In a world where love was supposed to develop within marriage, to be the result of the wedding, not the cause of it, the idea that a young gentleman of good fortune was not “in want of a wife” (as Austen’s famous opening sentence states) was close to unthinkable. Yes, she was making fun of the husband-hunting women and their families who consider him, as she goes on to say, “the rightful property of some one or other of their daughters.” But realistically, as I say in my note at the end of P/P, “marriage to a lady of good family was the objective of every gentleman of good fortune.” (p. 410).
By Austen’s time, there were men who did resist marriage to women because they preferred other men. But at Fitz and Charles’s level, with their very good fortunes indeed, and no brothers to take on the responsibilities of creating a household and producing children and heirs, there could be no avoiding marriage. Of course, then as always, there were married men who also had sex with men. Modern culture has begun to show us, in works like the television series Six Feet Under and the movie (based on Christopher Isherwood’s novel) A Single Man, gay men who have, by choice, and sometimes enjoy, sexual relationships with women. The big difference, in our time, is that people, men and women, can embrace an identity based on who they fall in love with, not simply who they have sex with, or not only that.

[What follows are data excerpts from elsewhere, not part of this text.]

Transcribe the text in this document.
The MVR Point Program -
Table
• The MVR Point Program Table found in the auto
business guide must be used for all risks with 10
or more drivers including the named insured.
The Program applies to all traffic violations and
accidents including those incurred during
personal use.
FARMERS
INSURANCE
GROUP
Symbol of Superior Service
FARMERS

Many readers and scholars consider Pride and Prejudice the greatest romance novel of all time because of its love story between a gentleman of good fortune and a lady of very small portion who find in each other that love between equals that is today’s most desired and admired pairing. If I dared to imagine that same ideal husband as also loving his male friend, I knew this love could only be bisexual, not gay. Fitz and Charles aren’t “cheating” on Lizzie and Jane, nor do they love their wives any less because they continue to love each other. They are expressing both sides of their bisexual nature. Their marriages, financially imprudent as they were for the men, are every bit as “disinterested” as their own same-sex love. And that, to me, is the fascinating and hidden triumph of Austen’s beautiful, witty story.